Our security controls are aligned to industry standards and good practice; providing a control environment that effectively manages risks to the confidentiality, integrity and availability of your information.

To provide your product and meet our legal and regulatory obligations, we keep your personal information and copies of records we create (e.g. calls with us) while you have a relationship with us.

Even when you no longer have a relationship with us, we are required to keep information for different legal and regulatory reasons. The length of time will vary and we regularly review our retention periods to make sure they comply with all laws and regulations: typically, we will be required to retain your personal information for a minimum of 7 years after our relationship has ended.

You have a number of rights under data protection laws which may be exercised in certain circumstances.

These are:

Right to be informed about how and why we are processing your personal information

You have a right to receive clear and easy to understand information on what personal information we have, why and who we share it with - we do this in our Privacy Notice and on our websites and platforms.

Right of access to personal information relating to you

You have the right of access to your personal information. If you wish to receive a copy of the personal information we hold on you, you may make a data subject access request (DSAR) by contacting Platform-DSAR@abrdn.com or in writing/email to the Data Protection Officer (see How to Contact Us section).

Right to request rectification of inaccurate or incomplete personal information

If your personal information is inaccurate or incomplete, you can request that it is corrected.

Right to request erasure of your personal information

You can ask for your information to be deleted or removed if there is not a compelling reason for abrdn to continue to have it.

Right to restrict processing of your personal information

You can ask that we block or suppress the processing of your personal information for certain reasons. This means that we are still permitted to keep your information – but only to ensure we don’t use it in the future for those reasons you have restricted.

Right to data portability

You can ask for a copy of your personal information for your own purposes to use across different services. In certain circumstances, you may move, copy or transfer the personal information we hold to another company in a safe and secure way. For example, if you were moving your pension to another pension provider.

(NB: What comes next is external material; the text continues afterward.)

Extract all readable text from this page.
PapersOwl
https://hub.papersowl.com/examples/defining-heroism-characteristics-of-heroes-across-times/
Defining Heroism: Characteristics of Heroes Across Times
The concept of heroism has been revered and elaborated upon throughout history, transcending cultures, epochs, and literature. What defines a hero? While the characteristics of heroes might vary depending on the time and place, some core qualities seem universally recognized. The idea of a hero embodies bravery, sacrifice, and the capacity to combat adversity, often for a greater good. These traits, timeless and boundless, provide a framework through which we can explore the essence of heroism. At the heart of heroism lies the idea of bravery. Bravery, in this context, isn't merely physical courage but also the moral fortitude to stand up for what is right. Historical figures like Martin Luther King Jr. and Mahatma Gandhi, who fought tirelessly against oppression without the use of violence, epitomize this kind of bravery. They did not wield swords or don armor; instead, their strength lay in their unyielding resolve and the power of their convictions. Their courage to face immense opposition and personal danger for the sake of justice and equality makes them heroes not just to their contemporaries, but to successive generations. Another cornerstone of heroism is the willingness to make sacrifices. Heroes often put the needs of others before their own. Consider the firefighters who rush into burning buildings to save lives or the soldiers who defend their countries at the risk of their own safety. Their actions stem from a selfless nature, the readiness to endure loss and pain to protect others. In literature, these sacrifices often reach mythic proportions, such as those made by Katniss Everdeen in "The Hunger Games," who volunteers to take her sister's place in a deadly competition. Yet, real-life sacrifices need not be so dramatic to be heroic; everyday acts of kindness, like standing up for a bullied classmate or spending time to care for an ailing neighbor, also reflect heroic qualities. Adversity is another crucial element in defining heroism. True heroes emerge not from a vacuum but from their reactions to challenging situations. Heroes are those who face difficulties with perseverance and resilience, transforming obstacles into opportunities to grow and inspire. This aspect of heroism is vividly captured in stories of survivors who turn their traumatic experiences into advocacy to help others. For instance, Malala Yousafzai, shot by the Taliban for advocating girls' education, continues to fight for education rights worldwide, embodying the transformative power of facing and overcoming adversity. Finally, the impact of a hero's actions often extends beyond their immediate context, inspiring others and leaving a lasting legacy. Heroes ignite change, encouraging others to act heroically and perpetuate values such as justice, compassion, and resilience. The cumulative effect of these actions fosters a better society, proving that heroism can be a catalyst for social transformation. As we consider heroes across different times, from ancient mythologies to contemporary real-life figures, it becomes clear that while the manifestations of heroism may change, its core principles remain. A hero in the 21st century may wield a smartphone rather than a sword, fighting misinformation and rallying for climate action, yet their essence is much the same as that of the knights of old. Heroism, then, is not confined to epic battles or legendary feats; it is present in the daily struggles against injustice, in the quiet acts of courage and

Right to object to processing of your personal information

You can object to abrdn processing your personal information where: it’s based on our legitimate interests (including profiling); for direct marketing (including profiling); and if we were using it for scientific/historical research and statistics.

Right to not be subject to automated decision making including profiling

You have the right to ask abrdn to:

give you information about its processing of your personal information
request human intervention or challenge a decision where processing is done solely by automated processes
carry out regular checks to make sure that our automated decision making and profiling processes are working as they should.

More information can be found on your rights here https://ico.org.uk/for-the-public/

If you want to talk to us about any of the individual rights, please contact us at our Data Protection Officer’s address.

We will always strive to collect, use and safeguard your personal information in line with data protection laws. If you do not believe we have handled your information as set out in our Privacy Notice, please let us know immediately and we will do our utmost to make things right.

Please contact us at:

FAO Data Protection Officer
abrdn,
1 George Street,
Edinburgh,
EH2 2LL

Email: DPOffice@abrdn.com

While we hope that we can resolve any complaints for you, you do have the option to complain to the ICO (whether or not you have exhausted our complaints procedure). Their contact details are as follows:

Website: www.ico.org.uk

Postal address:

Information Commissioner’s Office, Wycliffe House,
Water Lane, Wilmslow, Cheshire, SK9 5AF

Telephone: 0303 123 1113 (local rate) or 01625 545 745 if you prefer to use a national rate number.